Cette date est considérée comme la naissance de
Maïak, et donc celle de l'industrie nucléaire russe.
L'année prochaine, le combinat fêtera son 50ème
anniversaire.
Et les gens d'ici semblent être exceptionnels : ouverts,
sincères, et ne nourrissent aucune hypocrisie ni trahison
en eux.
Liya Pavlovna Sokhina est une des vétéranes de l'Association
de production Mayak, ces pionnières qui ont bâti
notre industrie nucléaire dans les conditions incroyablement
difficiles de l'après-guerre. Diplômée de
l'université de Voronej en 1948, Liya Sokhina, avec plusieurs
autres jeunes femmes diplômées en chimie, fut affectée
à la Base-10, nom initial de Tcheliabinsk-40. Auparavant,
elles furent envoyées à Moscou pour un stage à
l'Institut de recherche-9, où Liya et son amie Lida Bykova
furent affectées au laboratoire de radiochimie dirigé
par l'académicien Ilya Chernyaev. Une fois leur formation
terminée, les jeunes femmes rejoignirent la Base-10, une
mission qu'elles attendaient avec impatience.
PREMIERS PAS
« Enfin, le 17
mars 1949, nous sommes arrivés à l'usine »,
se souvient Liya Pavlovna, « et imaginez notre surprise
quand, au lieu d'une usine, nous avons découvert une véritable
caserne ! L'usine était encore en construction. Nous travaillions dans des pièces
ordinaires, sans aucune protection, seulement sous des hottes
en bois.
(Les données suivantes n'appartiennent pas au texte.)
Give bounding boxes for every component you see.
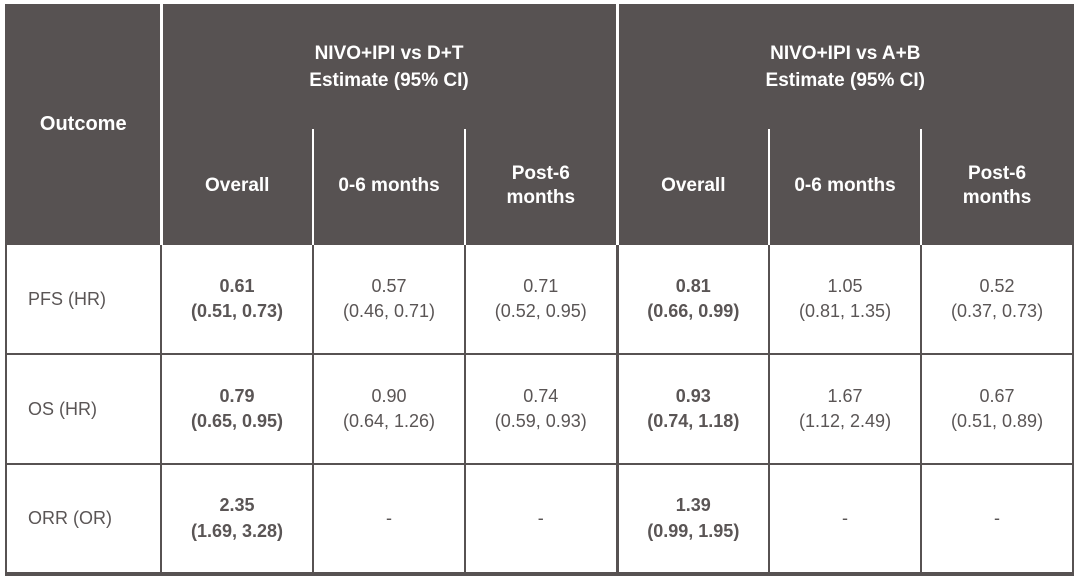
table-header: Outcome NIVO+IPI vs D+T Estimate (95% CI… — [6, 5, 1074, 244]
value-cell-orr-dt-overall: 2.35 (1.69, 3.28) — [160, 463, 314, 575]
subheader-ab-overall: Overall — [615, 129, 770, 244]
value-cell-pfs-ab-post6: 0.52 (0.37, 0.73) — [920, 243, 1075, 355]
value-cell-orr-dt-0-6: - — [312, 463, 466, 575]
group-subtitle: Estimate (95% CI) — [765, 69, 925, 91]
outcome-column-header: Outcome — [6, 5, 161, 244]
subheader-dt-post-6-months: Post-6 months — [463, 129, 618, 244]
value-cell-pfs-ab-0-6: 1.05 (0.81, 1.35) — [768, 243, 923, 355]
value-cell-orr-ab-overall: 1.39 (0.99, 1.95) — [615, 463, 771, 575]
value-cell-pfs-ab-overall: 0.81 (0.66, 0.99) — [615, 243, 771, 355]
value-cell-pfs-dt-post6: 0.71 (0.52, 0.95) — [463, 243, 619, 355]
outcome-label-pfs: PFS (HR) — [5, 243, 162, 355]
value-cell-os-dt-0-6: 0.90 (0.64, 1.26) — [312, 353, 466, 465]
table-row-orr: ORR (OR) 2.35 (1.69, 3.28) - - 1.39 (0.9… — [5, 463, 1075, 575]
value-cell-pfs-dt-overall: 0.61 (0.51, 0.73) — [160, 243, 314, 355]
value-cell-pfs-dt-0-6: 0.57 (0.46, 0.71) — [312, 243, 466, 355]
table-row-os: OS (HR) 0.79 (0.65, 0.95) 0.90 (0.64, 1.… — [5, 353, 1075, 465]
subheader-ab-post-6-months: Post-6 months — [920, 129, 1074, 244]
value-cell-os-ab-overall: 0.93 (0.74, 1.18) — [615, 353, 771, 465]
outcome-label-orr: ORR (OR) — [5, 463, 162, 575]
subheader-dt-overall: Overall — [159, 129, 313, 244]
outcome-label-os: OS (HR) — [5, 353, 162, 465]
table-body: PFS (HR) 0.61 (0.51, 0.73) 0.57 (0.46, 0… — [5, 243, 1075, 575]
group-title: NIVO+IPI vs D+T — [314, 42, 464, 64]
table-row-pfs: PFS (HR) 0.61 (0.51, 0.73) 0.57 (0.46, 0… — [5, 243, 1075, 355]
value-cell-os-dt-post6: 0.74 (0.59, 0.93) — [463, 353, 619, 465]
value-cell-os-ab-0-6: 1.67 (1.12, 2.49) — [768, 353, 923, 465]
value-cell-os-dt-overall: 0.79 (0.65, 0.95) — [160, 353, 314, 465]
subheader-ab-0-6-months: 0-6 months — [768, 129, 922, 244]
group-header-nivo-ipi-vs-dt: NIVO+IPI vs D+T Estimate (95% CI) — [159, 5, 618, 129]
group-header-nivo-ipi-vs-ab: NIVO+IPI vs A+B Estimate (95% CI) — [615, 5, 1074, 129]
results-table: Outcome NIVO+IPI vs D+T Estimate (95% CI… — [5, 4, 1075, 576]
value-cell-orr-dt-post6: - — [463, 463, 619, 575]
value-cell-orr-ab-0-6: - — [768, 463, 923, 575]
value-cell-os-ab-post6: 0.67 (0.51, 0.89) — [920, 353, 1075, 465]
group-title: NIVO+IPI vs A+B — [770, 42, 921, 64]
outcome-header-label: Outcome — [39, 113, 127, 135]
value-cell-orr-ab-post6: - — [920, 463, 1075, 575]
group-subtitle: Estimate (95% CI) — [309, 69, 469, 91]
subheader-dt-0-6-months: 0-6 months — [312, 129, 465, 244]
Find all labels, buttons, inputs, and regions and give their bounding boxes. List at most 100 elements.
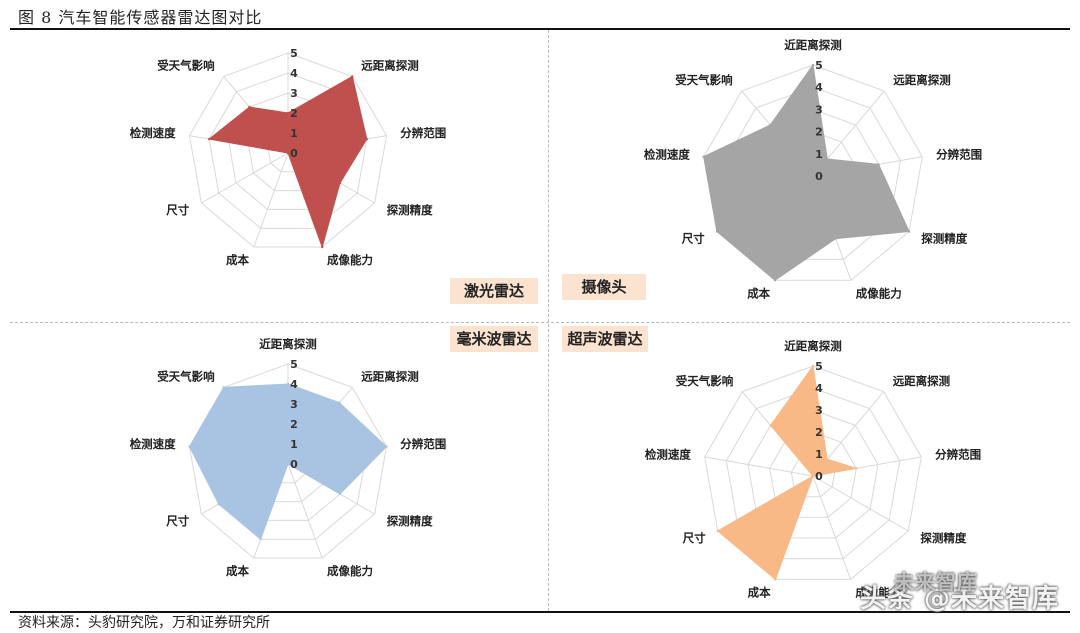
radar-point-resolution-range <box>385 445 388 448</box>
axis-label-far-range: 远距离探测 <box>361 59 419 73</box>
radar-point-near-range <box>811 63 815 67</box>
radar-point-accuracy <box>338 492 342 496</box>
radar-point-detection-speed <box>811 474 815 478</box>
radar-point-weather-impact <box>769 123 772 127</box>
radar-point-size <box>286 151 290 155</box>
radial-tick-label: 2 <box>290 418 298 431</box>
axis-label-weather-impact: 受天气影响 <box>157 59 215 73</box>
radial-tick-label: 3 <box>815 404 823 417</box>
radar-point-resolution-range <box>877 163 880 166</box>
radial-tick-label: 4 <box>290 378 298 391</box>
radial-tick-label: 0 <box>815 470 823 483</box>
radar-spoke <box>287 463 323 559</box>
axis-label-weather-impact: 受天气影响 <box>157 370 215 384</box>
radar-spoke <box>201 152 289 204</box>
radar-point-size <box>715 230 719 233</box>
radar-point-near-range <box>811 364 815 368</box>
radar-point-size <box>716 529 719 533</box>
radial-tick-label: 5 <box>290 358 298 371</box>
axis-label-size: 尺寸 <box>166 514 189 528</box>
radial-tick-label: 3 <box>290 87 298 100</box>
radar-point-size <box>217 502 220 506</box>
radar-spoke <box>704 456 814 477</box>
radar-point-detection-speed <box>188 445 191 448</box>
radar-point-accuracy <box>907 230 911 233</box>
source-note: 资料来源：头豹研究院，万和证券研究所 <box>18 615 270 631</box>
axis-label-cost: 成本 <box>748 586 771 600</box>
axis-label-imaging: 成像能力 <box>327 564 373 578</box>
radar-grid-ring <box>747 409 879 539</box>
radar-point-resolution-range <box>365 137 368 141</box>
radar-point-near-range <box>286 382 290 386</box>
radar-grid-ring <box>188 52 388 248</box>
axis-label-accuracy: 探测精度 <box>921 232 967 246</box>
axis-label-detection-speed: 检测速度 <box>645 448 691 462</box>
bottom-rule <box>10 611 1070 613</box>
axis-label-imaging: 成像能力 <box>855 586 901 600</box>
series-label-ultrasonic: 超声波雷达 <box>562 326 648 352</box>
axis-label-detection-speed: 检测速度 <box>130 437 176 451</box>
radial-tick-label: 5 <box>290 47 298 60</box>
radar-point-accuracy <box>338 181 342 185</box>
radial-tick-label: 4 <box>290 67 298 80</box>
axis-label-accuracy: 探测精度 <box>387 203 433 217</box>
radar-point-imaging <box>321 245 324 249</box>
radar-point-far-range <box>826 157 829 161</box>
series-label-lidar: 激光雷达 <box>450 278 538 304</box>
radar-point-weather-impact <box>222 386 225 389</box>
axis-label-weather-impact: 受天气影响 <box>675 73 733 87</box>
radar-point-near-range <box>286 111 290 115</box>
watermark: 未来智库 头条 @未来智库 <box>860 570 1059 615</box>
radial-tick-label: 1 <box>815 148 823 161</box>
axis-label-cost: 成本 <box>747 287 770 301</box>
axis-label-resolution-range: 分辨范围 <box>935 448 981 462</box>
radial-tick-label: 3 <box>815 103 823 116</box>
panel-divider-horizontal <box>10 322 1070 323</box>
axis-label-far-range: 远距离探测 <box>361 370 419 384</box>
radar-series-area <box>188 383 388 541</box>
radar-chart-lidar: 012345近距离探测远距离探测分辨范围探测精度成像能力成本尺寸检测速度受天气影… <box>130 47 447 267</box>
radial-tick-label: 2 <box>815 426 823 439</box>
radar-point-cost <box>773 279 777 282</box>
radar-point-far-range <box>825 457 829 461</box>
radial-tick-label: 2 <box>290 107 298 120</box>
radial-tick-label: 4 <box>815 382 823 395</box>
radar-point-detection-speed <box>208 137 211 141</box>
radar-grid-ring <box>724 86 902 260</box>
top-rule <box>10 28 1070 30</box>
radar-spoke <box>253 152 289 248</box>
radial-tick-label: 0 <box>290 147 298 160</box>
radar-spoke <box>812 475 852 580</box>
axis-label-far-range: 远距离探测 <box>893 374 951 388</box>
radial-tick-label: 0 <box>290 458 298 471</box>
axis-label-size: 尺寸 <box>683 531 706 545</box>
radar-series-area <box>703 63 910 281</box>
axis-label-size: 尺寸 <box>166 203 189 217</box>
radar-point-weather-impact <box>248 105 251 109</box>
axis-label-cost: 成本 <box>226 253 249 267</box>
radar-point-resolution-range <box>855 467 858 470</box>
radial-tick-label: 5 <box>815 59 823 72</box>
axis-label-resolution-range: 分辨范围 <box>936 147 982 161</box>
radial-tick-label: 4 <box>815 81 823 94</box>
radial-tick-label: 1 <box>815 448 823 461</box>
radar-grid-ring <box>704 365 922 580</box>
radar-spoke <box>812 475 909 532</box>
series-label-mmwave: 毫米波雷达 <box>450 326 538 352</box>
axis-label-cost: 成本 <box>226 564 249 578</box>
radar-point-far-range <box>351 75 354 78</box>
radar-point-detection-speed <box>702 155 705 158</box>
watermark-ghost: 未来智库 <box>894 570 978 594</box>
axis-label-accuracy: 探测精度 <box>387 514 433 528</box>
axis-label-accuracy: 探测精度 <box>920 531 966 545</box>
radial-tick-label: 1 <box>290 127 298 140</box>
radial-tick-label: 5 <box>815 360 823 373</box>
axis-label-near-range: 近距离探测 <box>784 339 842 353</box>
radar-grid-ring <box>703 64 923 281</box>
radar-point-cost <box>259 538 262 541</box>
axis-label-near-range: 近距离探测 <box>259 337 317 351</box>
series-label-camera: 摄像头 <box>562 274 646 300</box>
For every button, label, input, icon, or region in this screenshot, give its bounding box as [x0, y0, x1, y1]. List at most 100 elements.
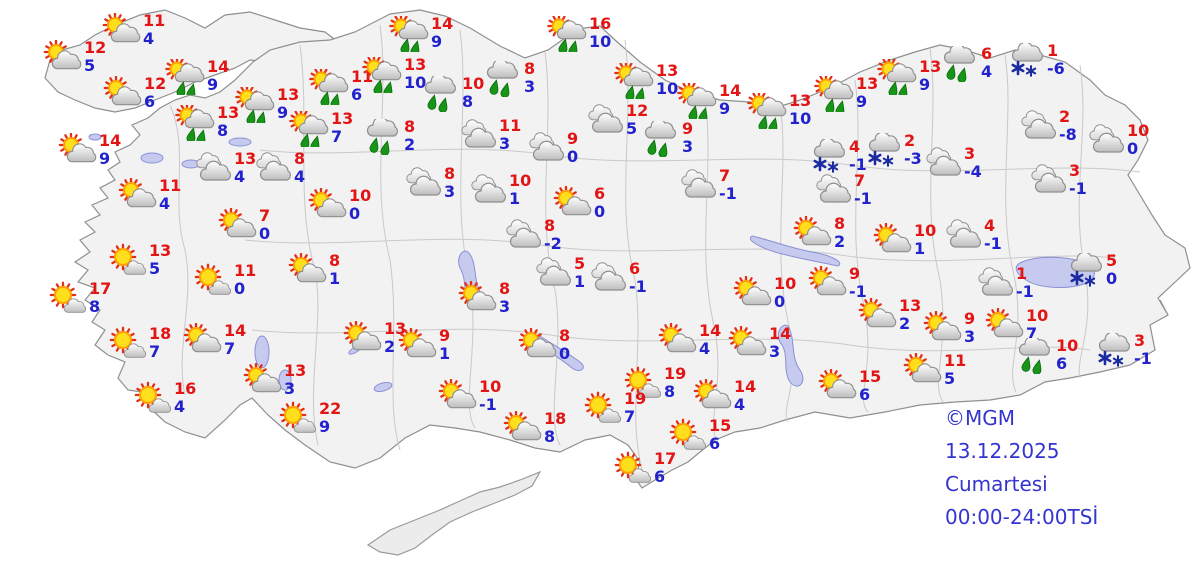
high-temp: 1 — [1047, 41, 1059, 60]
high-temp: 16 — [589, 14, 612, 33]
partly-sunny-icon — [792, 216, 834, 252]
low-temp: 3 — [444, 182, 456, 201]
weather-station: 1 -1 — [974, 266, 1034, 302]
weather-station: 18 8 — [502, 411, 566, 447]
high-temp: 14 — [99, 131, 122, 150]
low-temp: 10 — [589, 32, 612, 51]
low-temp: 0 — [567, 147, 579, 166]
weather-station: 8 0 — [517, 328, 570, 364]
weather-station: 10 0 — [732, 276, 796, 312]
high-temp: 12 — [84, 38, 107, 57]
high-temp: 13 — [217, 103, 240, 122]
mostly-sunny-icon — [107, 243, 149, 279]
low-temp: -4 — [964, 162, 982, 181]
low-temp: 3 — [499, 297, 511, 316]
low-temp: 0 — [349, 204, 361, 223]
high-temp: 22 — [319, 399, 342, 418]
weather-station: 10 0 — [1085, 123, 1149, 159]
high-temp: 13 — [899, 296, 922, 315]
sun-rain-icon — [165, 59, 207, 95]
low-temp: 3 — [964, 327, 976, 346]
cloudy-icon — [1085, 123, 1127, 159]
weather-station: 10 1 — [467, 173, 531, 209]
weather-station: 14 9 — [57, 133, 121, 169]
weather-station: 14 9 — [389, 16, 453, 52]
snow-icon — [862, 133, 904, 169]
low-temp: 0 — [594, 202, 606, 221]
high-temp: 13 — [284, 361, 307, 380]
partly-sunny-icon — [437, 379, 479, 415]
high-temp: 8 — [559, 326, 571, 345]
high-temp: 10 — [914, 221, 937, 240]
weather-station: 9 0 — [525, 131, 578, 167]
low-temp: 0 — [1106, 269, 1118, 288]
low-temp: 4 — [981, 62, 993, 81]
cloudy-icon — [974, 266, 1016, 302]
high-temp: 17 — [89, 279, 112, 298]
low-temp: 7 — [149, 342, 161, 361]
weather-station: 11 6 — [309, 69, 373, 105]
partly-sunny-icon — [101, 13, 143, 49]
weather-station: 16 10 — [547, 16, 611, 52]
high-temp: 19 — [624, 389, 647, 408]
partly-sunny-icon — [307, 188, 349, 224]
low-temp: 1 — [509, 189, 521, 208]
high-temp: 18 — [149, 324, 172, 343]
low-temp: -1 — [629, 277, 647, 296]
low-temp: 8 — [544, 427, 556, 446]
low-temp: 9 — [319, 417, 331, 436]
weather-station: 9 -1 — [807, 266, 867, 302]
high-temp: 13 — [856, 74, 879, 93]
partly-sunny-icon — [732, 276, 774, 312]
low-temp: 1 — [329, 269, 341, 288]
low-temp: 3 — [769, 342, 781, 361]
low-temp: 4 — [699, 339, 711, 358]
weather-station: 13 10 — [614, 63, 678, 99]
weather-station: 13 2 — [342, 321, 406, 357]
weather-station: 13 10 — [362, 57, 426, 93]
low-temp: 9 — [207, 75, 219, 94]
high-temp: 11 — [143, 11, 166, 30]
weather-station: 15 6 — [667, 418, 731, 454]
weather-station: 11 4 — [101, 13, 165, 49]
low-temp: 1 — [574, 272, 586, 291]
low-temp: 6 — [709, 434, 721, 453]
low-temp: 4 — [294, 167, 306, 186]
mostly-sunny-icon — [622, 366, 664, 402]
low-temp: 3 — [524, 77, 536, 96]
low-temp: -1 — [849, 155, 867, 174]
sun-rain-icon — [747, 93, 789, 129]
high-temp: 16 — [174, 379, 197, 398]
low-temp: 0 — [774, 292, 786, 311]
partly-sunny-icon — [342, 321, 384, 357]
rain-icon — [482, 61, 524, 97]
high-temp: 8 — [524, 59, 536, 78]
weather-station: 5 0 — [1064, 253, 1117, 289]
low-temp: 0 — [1127, 139, 1139, 158]
weather-station: 10 6 — [1014, 338, 1078, 374]
high-temp: 14 — [699, 321, 722, 340]
rain-icon — [362, 119, 404, 155]
snow-icon — [1092, 333, 1134, 369]
partly-sunny-icon — [242, 363, 284, 399]
low-temp: 9 — [277, 103, 289, 122]
sun-rain-icon — [289, 111, 331, 147]
weather-station: 8 2 — [362, 119, 415, 155]
weather-station: 3 -4 — [922, 146, 982, 182]
cloudy-icon — [457, 118, 499, 154]
mostly-sunny-icon — [277, 401, 319, 437]
weather-station: 17 6 — [612, 451, 676, 487]
high-temp: 6 — [629, 259, 641, 278]
weather-station: 6 -1 — [587, 261, 647, 297]
weather-station: 8 3 — [402, 166, 455, 202]
weather-station: 13 3 — [242, 363, 306, 399]
low-temp: -1 — [1069, 179, 1087, 198]
low-temp: 10 — [789, 109, 812, 128]
low-temp: -1 — [849, 282, 867, 301]
cloudy-icon — [502, 218, 544, 254]
weather-station: 3 -1 — [1027, 163, 1087, 199]
low-temp: -1 — [479, 395, 497, 414]
weather-station: 14 3 — [727, 326, 791, 362]
high-temp: 10 — [462, 74, 485, 93]
weather-station: 9 3 — [640, 121, 693, 157]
Lors des premières opérations, on utilisait
de simples récipients chimiques pour verser les solutions
radioactives : des béchers et des flacons en verre, mais par la suite, tous les récipients furent
en or et en platine afin d'éliminer tout risque de corrosion
et la moindre impureté. »
Dans
ces conditions, faute d'équipement fiable, les jeunes filles
apprenaient à mener des expériences avec une méticulosité
extrême et à éviter la moindre perte de plutonium
lors de sa purification. Ilya Ilitch Tchernyaïev qualifia
cette période du département de chimie de «
période de verre ». Chefs de projet et simples ouvriers,
au mépris de leur propre sécurité, s'efforçaient
de concrétiser leurs idées et leurs aspirations
dans les plus brefs délais. Le mot d'ordre était
« impératif » : créer un bouclier nucléaire
pour l'Union soviétique, garant de la paix dans le monde.
C'était l'après-guerre, et les hommes étaient
quasiment inexistants.
Lida
Bykova, Henrietta Kazmina, Liya Sokhina et Faina Kolotinskaya,
celles qui ont produit le premier plutonium. (1948)
Pendant les premières
années, les ouvriers de l'usine n'avaient pas droit à
des congés ; il fallait un événement
extraordinaire pour être autorisés à quitter
la « zone ». Ce n'est qu'en 1954, après
la mort de Beria, qu'ils y furent autorisés. Mais les contrôles
étaient rigoureux.
Nous avons franchi le
point de contrôle sanitaire complètement nus, la
bouche ouverte pour montrer qu'on ne nous avait rien volé,
comme du platine ou de l'or. Ils ont vérifié nos
oreilles et nos cheveux, nous ont obligés à écarter
les doigts et les orteils, et à faire des flexions. La paume de nos mains posait un problème
particulier ; ils les lavaient pendant des heures, mais elles
restaient « sales », alors pour passer la
sécurité, nous les savonnions. Dans ce cas, les
particules alpha étaient indétectables.
Étonnamment,
cela ne semblait pas déranger grand monde. Les gens étaient
tellement absorbés par leur travail que rien d'autre ne
comptait, et le fameux « syndrome du fil barbelé
» était totalement absent.
Ils apportèrent
donc le premier conteneur de solution concentrée de l'usine
radiochimique n°25, située à 20 kilomètres
de là. La réception du conteneur fut supervisée
par le directeur de l'usine de l'époque, le général
Muzrukov, et l'académicien Chernyaev. Ces conteneurs remplirent bientôt tous nos locaux,
et les solutions radioactives étaient transvasées
à la main dans des verres, sans aucune protection. Il y
eut des déversements et des accidents. Un jour, un flacon
à parois épaisses se brisa et un éclat de
verre contenant du plutonium frappa un jeune technicien à
la joue. Désemparés, nous nous mîmes à
lui rincer la joue à l'eau directement au-dessus de l'évier.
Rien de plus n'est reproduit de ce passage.